Muhlhahn’s loyal army of mothers-to-be rave about the individual attention she provides. Irica Berkowitz, 32, a Pilates instructor from the Upper West Side whose second child is due in January, fondly recalled her first birth with Muhlhahn more than three years ago.
“She builds a relationship with you right away,” Berkowitz said, explaining that Muhlhahn accompanied her for a walk along the Hudson River in the rain during her 71-hour labor — which, she said, helped the baby descend the birth canal. “She makes you feel like you’re the only mom she’s taking care of.”
But, of course, Muhlhahn is taking care of other future moms — many of them simultaneously. In this past week alone, she delivered five babies.
“I lived in my car for two days,” she said.
While this schedule may feel like second nature to her now, every birth has its fair share of surprises. One woman’s labor, which began last Sunday, resulted in a transfer to the hospital on Wednesday evening — a decision Cara said was wise, but not necessary — where the woman received a cesarean section. And this Tuesday, when another baby emerged not breathing, Muhlhahn quickly performed a neonatal resuscitation — squeezing air from a small ventilator bag into the baby’s mouth and gently applying cardiac compressions — until the infant began to breathe.
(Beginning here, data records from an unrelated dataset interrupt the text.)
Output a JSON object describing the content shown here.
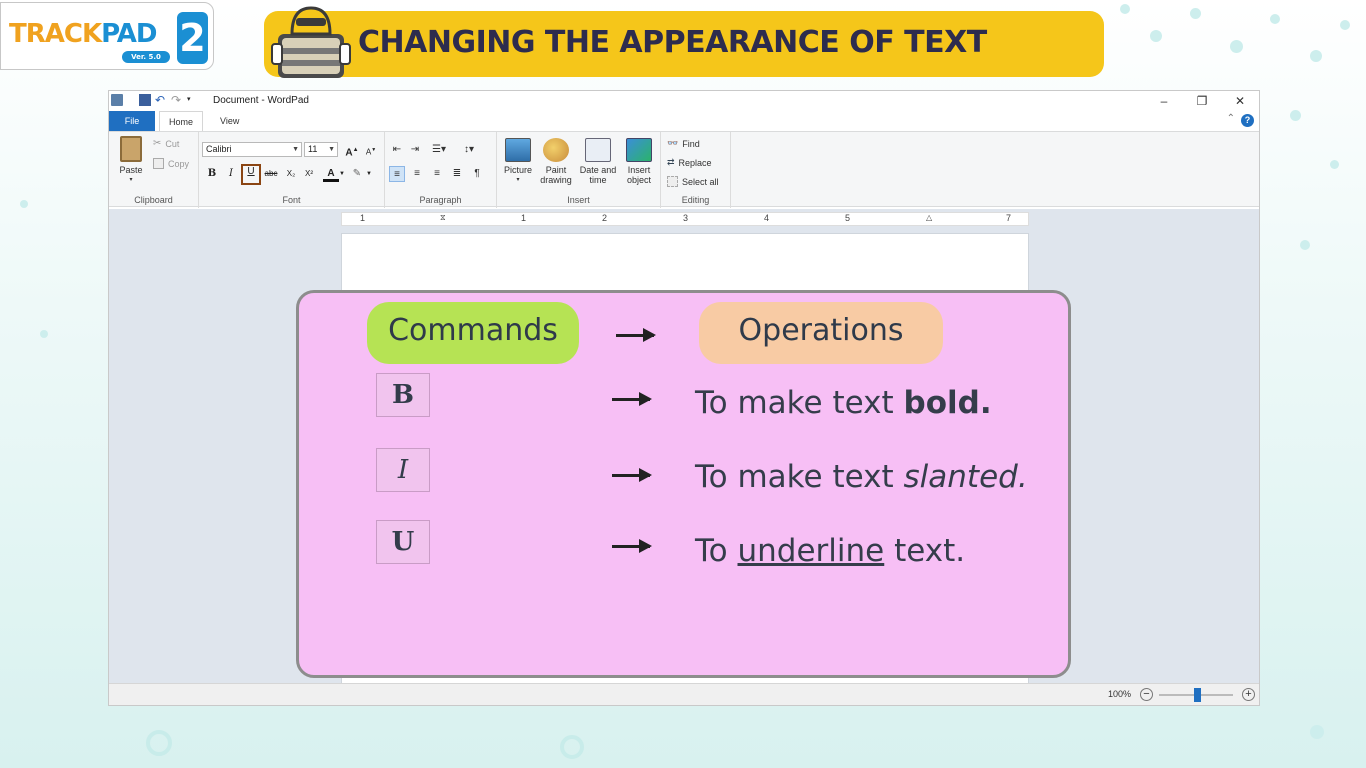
{
  "branding": {
    "logo_main": "TRACK",
    "logo_accent": "PAD",
    "logo_version": "Ver. 5.0",
    "logo_level": "2",
    "banner_title": "CHANGING THE APPEARANCE OF TEXT"
  },
  "window": {
    "title": "Document - WordPad",
    "controls": {
      "minimize": "–",
      "restore": "❐",
      "close": "✕"
    },
    "tabs": [
      "File",
      "Home",
      "View"
    ],
    "help": "?"
  },
  "ribbon": {
    "clipboard": {
      "paste": "Paste",
      "cut": "Cut",
      "copy": "Copy",
      "label": "Clipboard"
    },
    "font": {
      "family": "Calibri",
      "size": "11",
      "grow": "A",
      "shrink": "A",
      "bold": "B",
      "italic": "I",
      "underline": "U",
      "strike": "abc",
      "subscript": "X₂",
      "superscript": "X²",
      "color": "A",
      "highlight": "✎",
      "label": "Font"
    },
    "paragraph": {
      "label": "Paragraph"
    },
    "insert": {
      "picture": "Picture",
      "paint_line1": "Paint",
      "paint_line2": "drawing",
      "date_line1": "Date and",
      "date_line2": "time",
      "object_line1": "Insert",
      "object_line2": "object",
      "label": "Insert"
    },
    "editing": {
      "find": "Find",
      "replace": "Replace",
      "select_all": "Select all",
      "label": "Editing"
    }
  },
  "ruler": {
    "marks": [
      "1",
      "1",
      "2",
      "3",
      "4",
      "5",
      "7"
    ]
  },
  "status": {
    "zoom": "100%",
    "zoom_out": "−",
    "zoom_in": "+"
  },
  "panel": {
    "commands_header": "Commands",
    "operations_header": "Operations",
    "rows": [
      {
        "key": "B",
        "op_prefix": "To make text ",
        "op_styled": "bold",
        "op_suffix": "."
      },
      {
        "key": "I",
        "op_prefix": "To make text ",
        "op_styled": "slanted",
        "op_suffix": "."
      },
      {
        "key": "U",
        "op_prefix": "To ",
        "op_styled": "underline",
        "op_suffix": " text."
      }
    ]
  },
  "colors": {
    "banner": "#f5c61a",
    "panel_bg": "#f7bff5",
    "commands_pill": "#b6e354",
    "operations_pill": "#f8cba4",
    "file_tab": "#1f6fc1"
  }
}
Muhlhahn is a graduate of Columbia University School of Nursing and SUNY Downstate Health Science Center’s Midwifery Education Program. She has practiced as a midwife since obtaining her certificate of nurse-midwifery in 1991. Prior to starting her private practice in 1996, she practiced midwifery at Beth Israel Medical Center and at Maternity Center, Inc., Manhattan’s Birthing Center.
The vast majority of Muhlhahn’s deliveries are personal and proud moments for mothers, as was the case in the birth of Alenkina’s second baby, Jordan. While hospitals use stationary birth monitors to assess a mother’s vital statistics, Muhlhahn used a hand-held Doppler fetal monitor. That gave Alenkina the freedom to move around her Bedford-Stuyvesant apartment — in and out of the bathtub and onto the couch, where Alenkina, a foreign exchange broker, gave birth on a shower curtain and an old sheet.
“Daddy caught him,” Alenkina said. “He cut the umbilical cord.”
Muhlhahn says fathers feel more involved in home delivery than they do in hospital births.
“Dads don’t like to see their women in pain,” she said. “I’m positive that if they play a supportive role, it benefits their bond with the child.”
Despite her busy schedule and constant stream of deliveries, Muhlhahn has managed to write a book, “Labor of Love: A Midwife’s Memoir,” due out in January. The book recounts her colorful past — from vagabonding in the South of France to an eye-opening journey to Morocco — and some of her most harrowing deliveries.
But ultimately, for Muhlhahn, it’s about more than home birth.
“My allegiance is to women and choice,” she said, “and not being sold down the river into circumstances they’re going to regret. That’s my bottom line.”